Migrating GOTM from MySQL to Turso

📅 2025-03-30

⌛ 463 days ago

📖 3 min read



I maintain the PG GOTM site, which handles Game of the Month voting for a Discord server.

I’m no stranger to accidentally rm -rf /-ing my VPS. At some point, I realized I didn’t want to be the only thing standing between six years of GOTM voting history and total data loss.

The Project

The MySQL GOTM database has a lot of history (it goes back to September 2018!). It’s a well-structured schema with solid foreign key constraints.

I’m very comfortable with MySQL and use it in production often, but typically in managed environments. While I’ve self-hosted MySQL before, I wanted a simpler setup with easier backup strategies in case I nuked the VPS again.

With PlanetScale dropping its hobby plan, I started exploring alternatives. That’s when I came across Turso via one of ThePrimeagen’s videos. It looked promising, they’ve also recently announced a Rust re-write of SQLite. I just needed a guinea pig project to test it on and GOTM was the perfect candidate.

Why Turso?

I’ve never used Turso before, but I’ve used SQLite a lot. Every single fun side project of mine begins with an SQLite database.

Turns out, Turso is literally just SQLite with a sync layer on top (okay technically it’s a fork called libSQL which extends SQLite to support replication, remote writes, and syncing).

That’s kind of cool honestly. I don’t enjoy managing volumes in k3s and my restic + Backblaze scripts still need a lot of work.

Migration Notes

Fortunately, a lot of the MySQL schema was easily translatable to SQLite. I only had to handle a few things:

  • No ENUM type in SQLite, I ended up using another table with a FK
  • Replace MySQL’s DATETIME with basic a INTEGER UNIX timestamp

And I think that’s about it. It was fairly painless. I wrote a simple script that moved the data of every table from the MySQL server to Turso.

How’s it Going?

We’ve just completed our first month of voting with this new setup. I think it went quite well! Maybe except the part where I copied over the dev .env to prod.

One of my favorite features is Turso’s web-based SQLite client:

Turso web client showing the GOTM database tables

I’m used to using DataGrip for everything and it sucks that it can’t read SQLite files over SSH. This is a huge plus.

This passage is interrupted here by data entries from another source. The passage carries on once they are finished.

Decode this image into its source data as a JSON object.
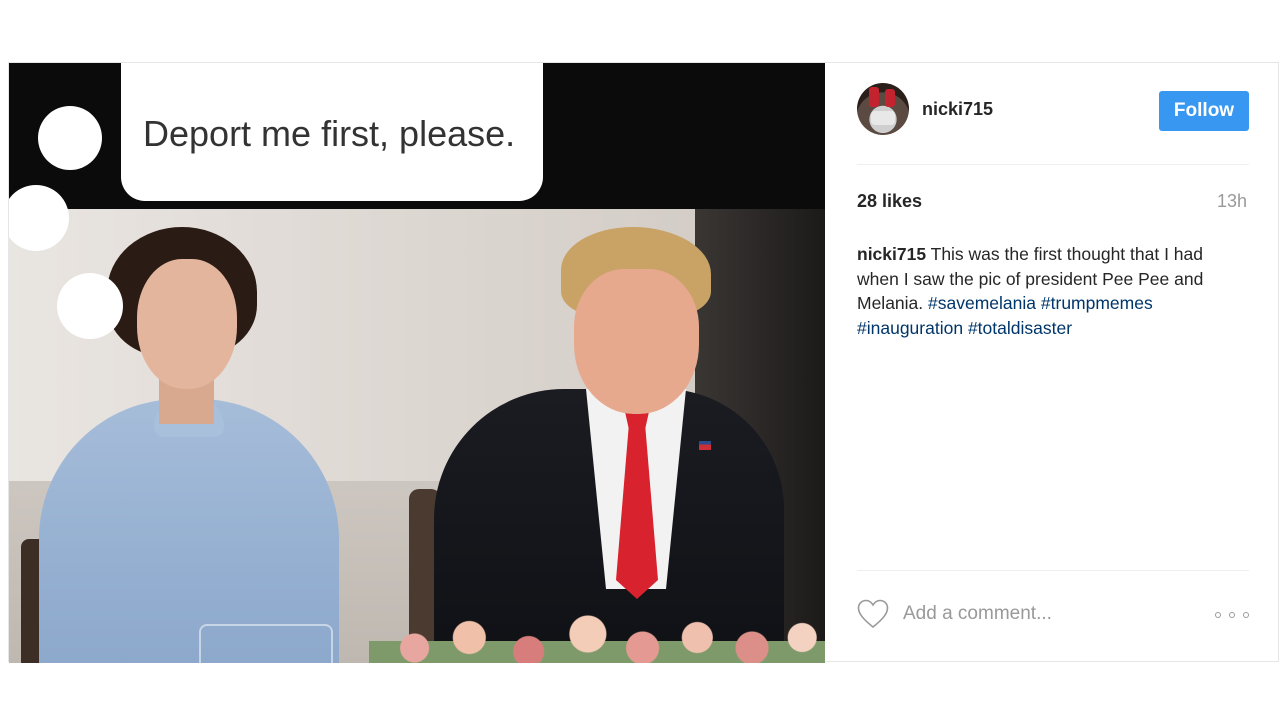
{
  "meme": {
    "bubble_text": "Deport me first, please."
  },
  "post": {
    "username": "nicki715",
    "follow_label": "Follow",
    "likes": "28 likes",
    "time": "13h",
    "caption": {
      "username": "nicki715",
      "text": "This was the first thought that I had when I saw the pic of president Pee Pee and Melania.",
      "hashtags": [
        "#savemelania",
        "#trumpmemes",
        "#inauguration",
        "#totaldisaster"
      ]
    },
    "comment_placeholder": "Add a comment...",
    "icons": {
      "like": "heart-icon",
      "more": "more-options-icon"
    },
    "colors": {
      "follow_button": "#3897f0",
      "hashtag": "#003569",
      "muted_text": "#999999",
      "primary_text": "#262626"
    }
  }
}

Here are some stats after a full month of voting:

Turso usage stats after one month of GOTM voting

I’m quite happy with the performance and it also seems like I’ll remain well under the free tier.

I’m not going to miss worrying about backups.

What’s Next?

I like Turso. I’ll probably move a couple more of my projects over to it HamVerBot has already been converted 🙃.